Photo-inducible Cell Ablation and Fluorescent Chemosensors for Chemical Biology

用于化学生物学的光诱导细胞消融和荧光化学传感器

• 批准号: RGPIN-2017-06488
• 负责人: Beharry, Andrew
• 金额: $ 1.97万
• 依托单位: University of Toronto
• 依托单位国家: 加拿大
• 项目类别: Discovery Grants Program - Individual
• 财政年份: 2022
• 资助国家: 加拿大
• 起止时间: 2022-01-01 至 2023-12-31
• 项目状态: 已结题
• 来源: https://www.nserc-crsng.gc.ca/ase-oro/Details-Detailles_eng.asp?id=746965
• 关键词: Photo; inducible; Cell; Ablation; Fluorescent

We are interested in developing chemical tools to probe biological complexity in vivo. Specifically, we are proposing two areas of research:1) Photo-induced Cell Ablation. Deciphering the role of entire cells during biological events has been a difficult challenge since cells function in complex networks. A powerful approach to probing their complexity is to turn “off” cells then monitor developmental/behavioral changes in the organism. To achieve this effectively, a promising strategy is to use small molecule photosensitizers that can produce reactive oxygen species in the presence of light, which will kill or turn “off” cells. However, once administered, photosensitizers accumulate in all tissues making it difficult to probe cellular function at a specific location. To address this issue, we are proposing to develop a series of photosensitizers that will require not only light but also an enzyme for its activation. With this chemical genetic approach, cells can be destroyed efficiently (low light dosage) at a specific site with minimal non-specific cell destruction of the surrounding region. Overall this strategy will enable us to accurately assign functions to cells and tissues.2) Fluorescent Chemosensors. Monitoring enzymes in their native cellular environments would be a powerful approach to truly understand their function. Tools that are capable of directly reporting on their behavior could provide an accurate map of activity in both normal and diseased states. To this regard, we are proposing to construct a series of fluorescent chemosensors for the enzyme class, methyltransferases. Our sensors will be general and selective to permit real-time sensing of all methyltransferase activity in live cells, and will be used to answer specific questions regarding their native roles that would otherwise be difficult to obtain by conventional biochemical methods. In turn, these novel tools will permit a better understanding of the network of methyltransferases in epigenetic pathways.
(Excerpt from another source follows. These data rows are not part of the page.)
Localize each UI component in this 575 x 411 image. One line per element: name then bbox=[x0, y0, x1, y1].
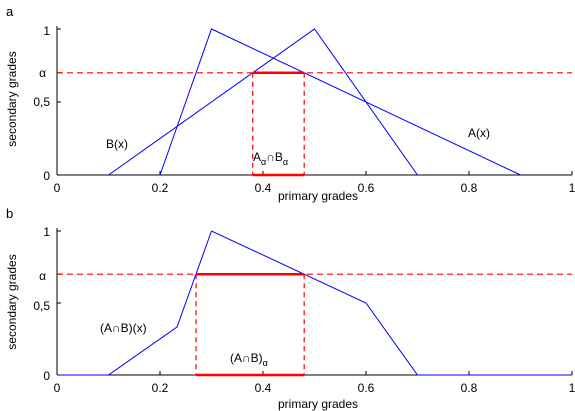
panel-a-xtick: 0.4 bbox=[255, 181, 272, 195]
panel-b-xtick: 0.6 bbox=[358, 381, 375, 395]
panel-a-ytick: α bbox=[39, 66, 46, 80]
series-line-a-0 bbox=[159, 28, 521, 176]
axes-a bbox=[56, 26, 573, 176]
alpha-cut-label: Aα∩Bα bbox=[253, 150, 288, 167]
panel-a-ytick: 1 bbox=[43, 24, 50, 38]
series-label-intersection: (A∩B)(x) bbox=[100, 321, 147, 335]
panel-b-ytick: α bbox=[39, 269, 46, 283]
panel-b-ylabel: secondary grades bbox=[5, 254, 19, 349]
series-line-a-1 bbox=[108, 28, 418, 176]
alpha-cut-label-b: (A∩B)α bbox=[230, 351, 268, 368]
panel-b-xlabel: primary grades bbox=[278, 397, 358, 411]
panel-a-letter: a bbox=[6, 4, 14, 19]
plot-area-a bbox=[56, 26, 573, 177]
panel-a-ytick: 0 bbox=[43, 169, 50, 183]
panel-b-xtick: 1 bbox=[569, 381, 575, 395]
series-line-b-0 bbox=[57, 230, 572, 376]
panel-b-ytick: 0 bbox=[43, 369, 50, 383]
series-label-b: B(x) bbox=[106, 137, 128, 151]
panel-a-xlabel: primary grades bbox=[278, 189, 358, 203]
panel-a-xtick: 0 bbox=[54, 181, 61, 195]
panel-b-xtick: 0.2 bbox=[152, 381, 169, 395]
panel-a-xtick: 0.6 bbox=[358, 181, 375, 195]
panel-b-ytick: 0,5 bbox=[33, 299, 50, 313]
panel-b-xtick: 0 bbox=[54, 381, 61, 395]
panel-a: a secondary grades primary grades 0 0.2 … bbox=[5, 4, 575, 203]
panel-a-ytick: 0,5 bbox=[33, 95, 50, 109]
panel-b-xtick: 0.4 bbox=[255, 381, 272, 395]
panel-b-xtick: 0.8 bbox=[461, 381, 478, 395]
axes-b bbox=[56, 228, 573, 376]
plot-area-b bbox=[56, 228, 573, 377]
panel-b-letter: b bbox=[6, 206, 13, 221]
series-label-a: A(x) bbox=[468, 126, 490, 140]
panel-b: b secondary grades primary grades 0 0.2 … bbox=[5, 206, 575, 411]
panel-b-ytick: 1 bbox=[43, 225, 50, 239]
panel-a-xtick: 1 bbox=[569, 181, 575, 195]
panel-a-xtick: 0.8 bbox=[461, 181, 478, 195]
panel-a-ylabel: secondary grades bbox=[5, 51, 19, 146]
panel-a-xtick: 0.2 bbox=[152, 181, 169, 195]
我们对开发化学工具来探索体内生物复杂性感兴趣。具体地说，我们提出了两个研究领域：1)光诱导细胞消融。破译整个细胞在生物事件中的作用一直是一个困难的挑战，因为细胞在复杂的网络中发挥作用。探索其复杂性的一个有效方法是关闭细胞，然后监测有机体的发育/行为变化。为了有效地实现这一点，一个有希望的策略是使用小分子光敏剂，这种光敏剂可以在光存在的情况下产生活性氧物种，从而杀死或关闭细胞。然而，一旦给予光敏剂，光敏剂就会在所有组织中积累，因此很难探测特定位置的细胞功能。为了解决这个问题，我们建议开发一系列光敏剂，不仅需要光，而且需要一种酶来激活它。使用这种化学遗传方法，细胞可以在特定的位置被有效地破坏(低光剂量)，而对周围区域的非特定细胞的破坏最小。总体而言，这一策略将使我们能够准确地为细胞和组织分配功能。2)荧光化学传感器。监测它们天然细胞环境中的酶将是真正了解它们功能的有力途径。能够直接报告它们的行为的工具可以提供正常和患病状态下的准确活动地图。在这方面，我们建议构建一系列针对甲基转移酶这一酶类的荧光化学传感器。我们的传感器将是通用的和选择性的，以允许实时检测活细胞中的所有甲基转移酶活性，并将用于回答有关其天然角色的特定问题，否则将很难通过传统的生化方法获得这些问题。反过来，这些新的工具将允许更好地理解表观遗传途径中的甲基转移酶网络。